Workers Comp in Québec: Duty to Accommodate
Commission de la santé et de la sécurité au travail v. Caron, 2015 QCCA 1048 (36605)
The Respondent, Alain Caron, developed a case of epicondylitis in the course of his work as an instructor at the Centre Miriam (the “employer”). He was given a temporary reassignment which the employer terminated three years later. The Respondent has not returned to work at the Centre Miriam since then. A year after the Respondent suffered his employment injury, the CSST declared this injury had consolidated with permanent impairment and functional disabilities, and the CSST then began a rehabilitation process to assess whether the Respondent could continue working for his employer. It eventually declared that the Respondent was fit to return to the position he had held before his injury, but the employer successfully challenged that decision before the CLP. The CSST, having been informed by the employer that it had no suitable employment to offer, then decided the rehabilitation process would continue and his occupational opportunities would be re-evaluated on the basis that the employer had no suitable employment to offer.
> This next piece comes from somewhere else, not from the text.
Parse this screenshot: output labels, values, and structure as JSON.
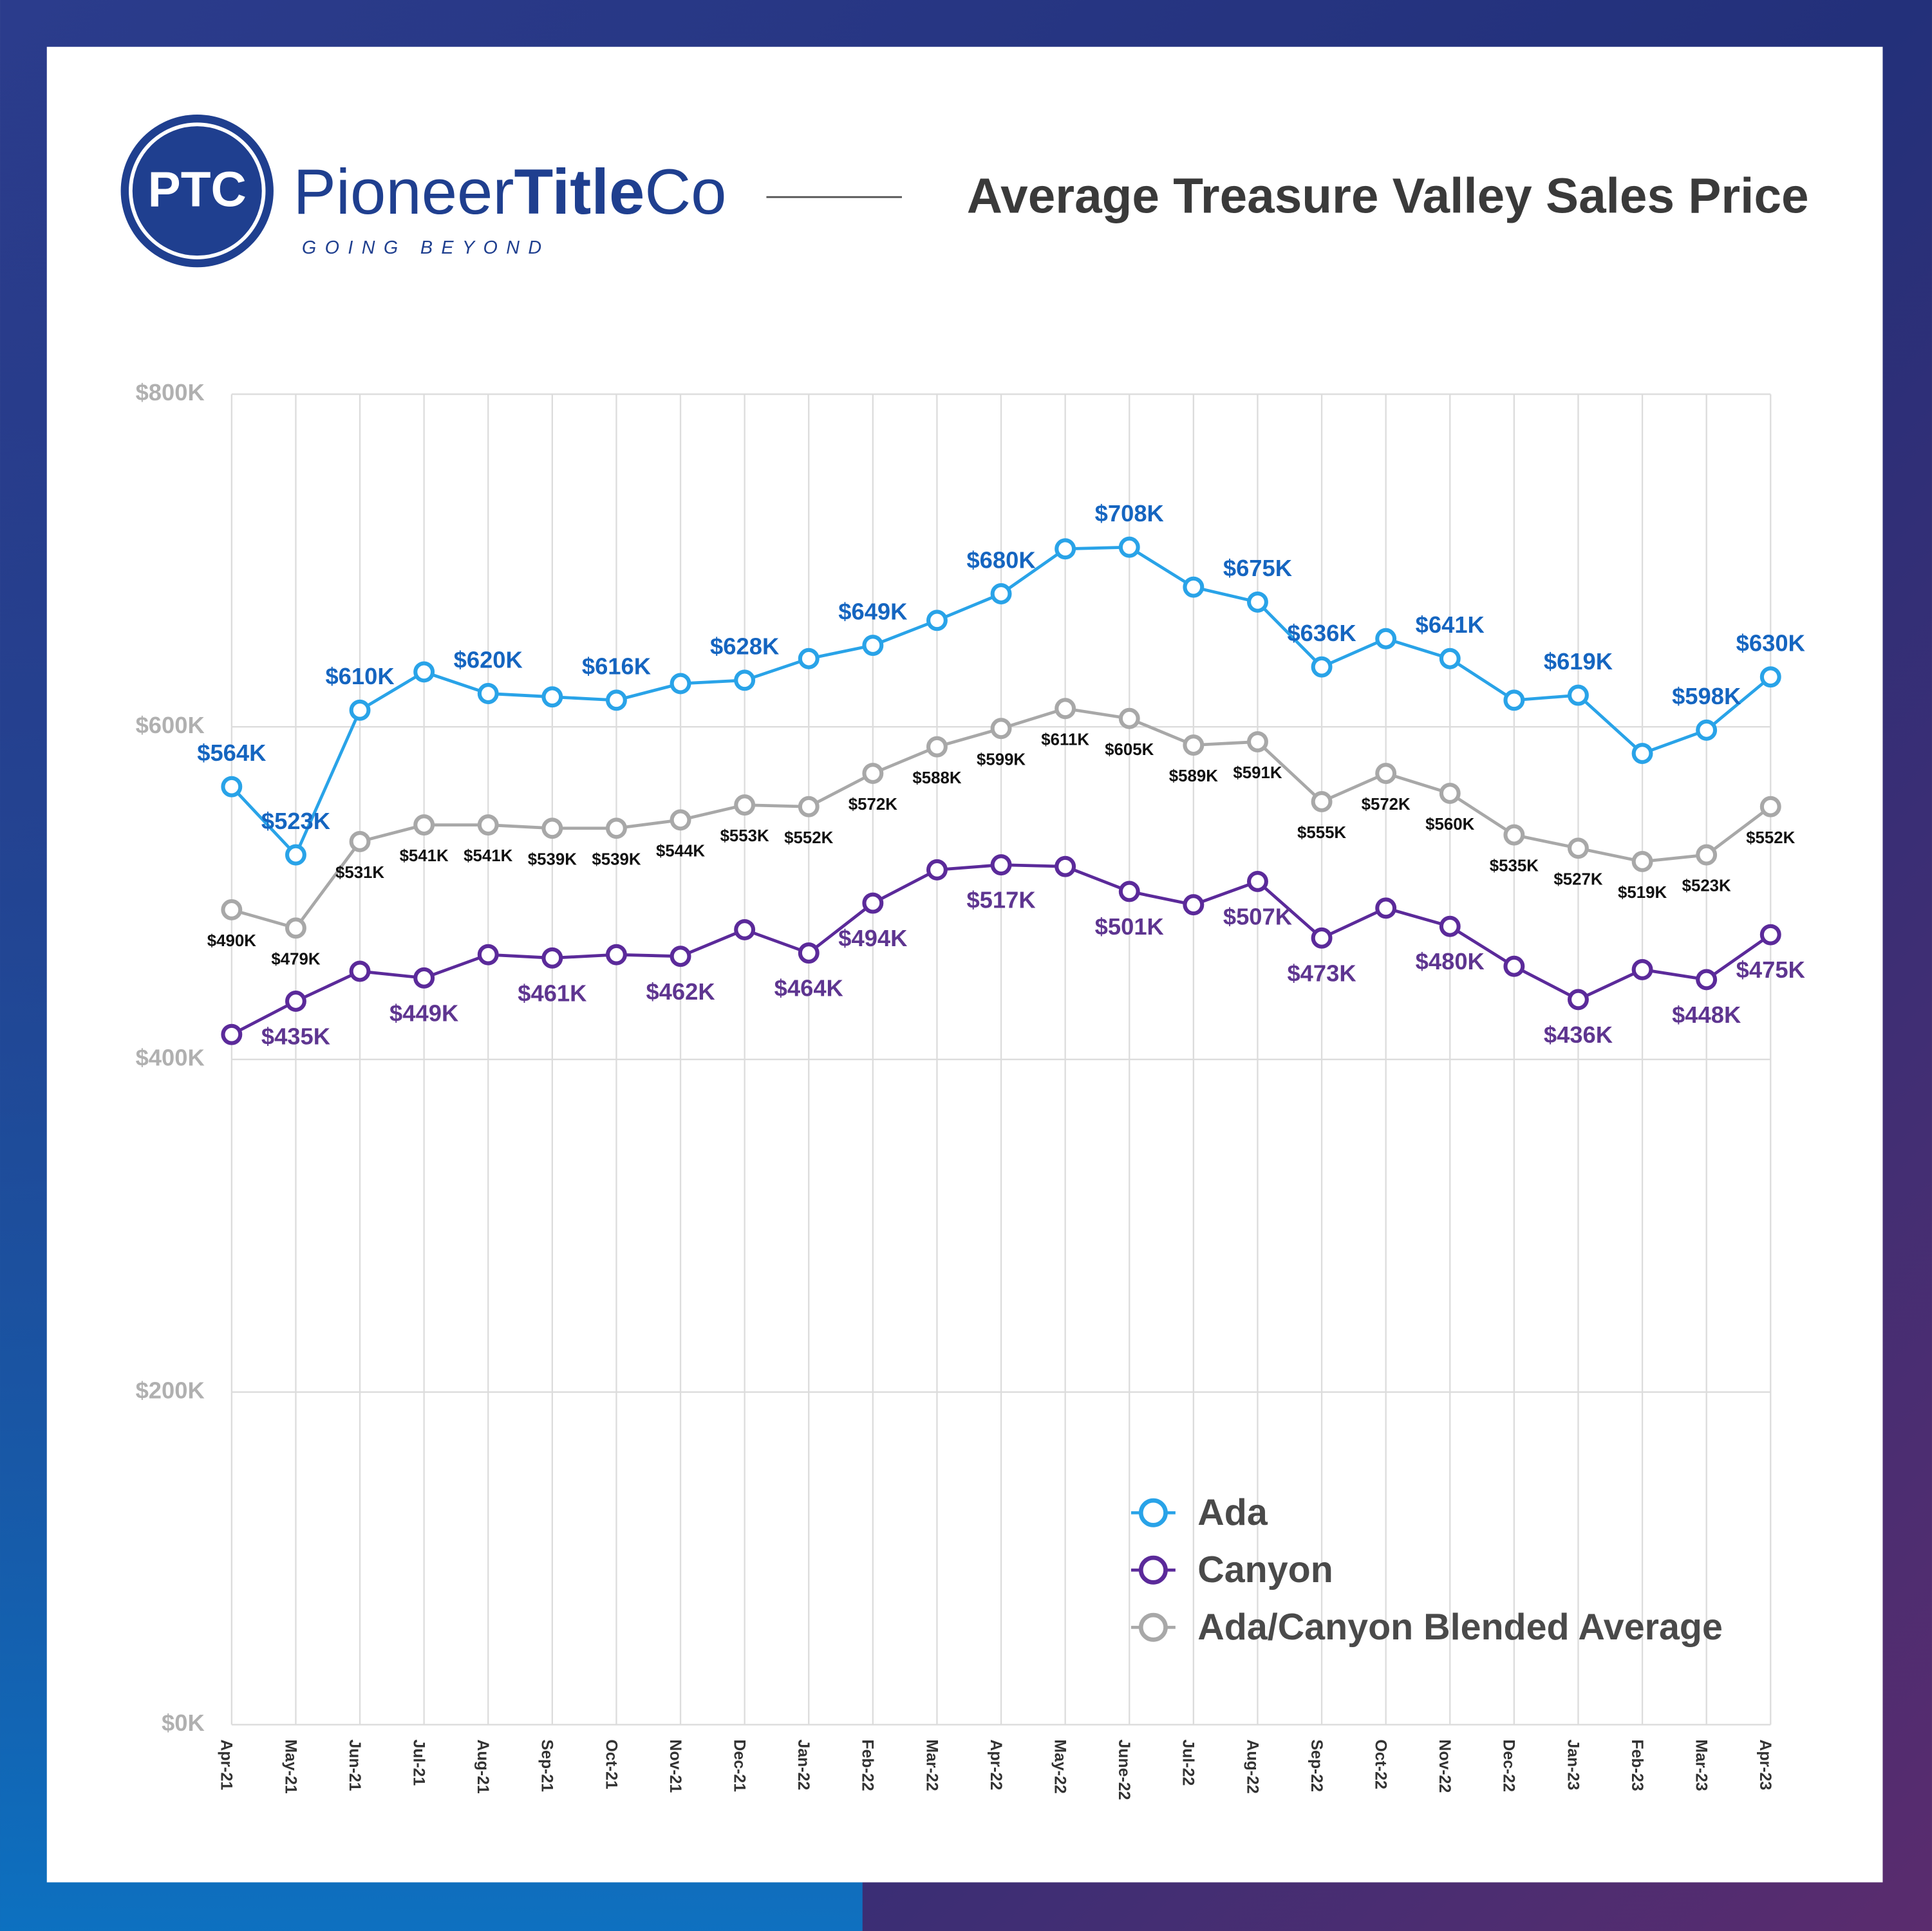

The Respondent’s union asked the CSST to reconsider that decision, arguing the functional limitations resulting from the employment injury at issue made the Respondent a person with a handicap within the meaning of section 10 of the Québec Charter, he could not be discriminated against because of this handicap and that, in looking for suitable employment, the employer had to make every effort to facilitate his return to work without, however, imposing undue hardship on him. The CSST concluded the principle of reasonable accommodation could not be applied to disputes under the A.I.A.O.D. because the provisions of that statute are accommodation measures specific to employment injuries. The Respondent challenged the CSST’s decision before the CLP, which confirmed the CSST’s decision and therefore dismissed the Respondent’s application to subject the employer to a duty of accommodation under the Charter. Québec Superior Court: judicial review allowed. C.A.: appeal dismissed.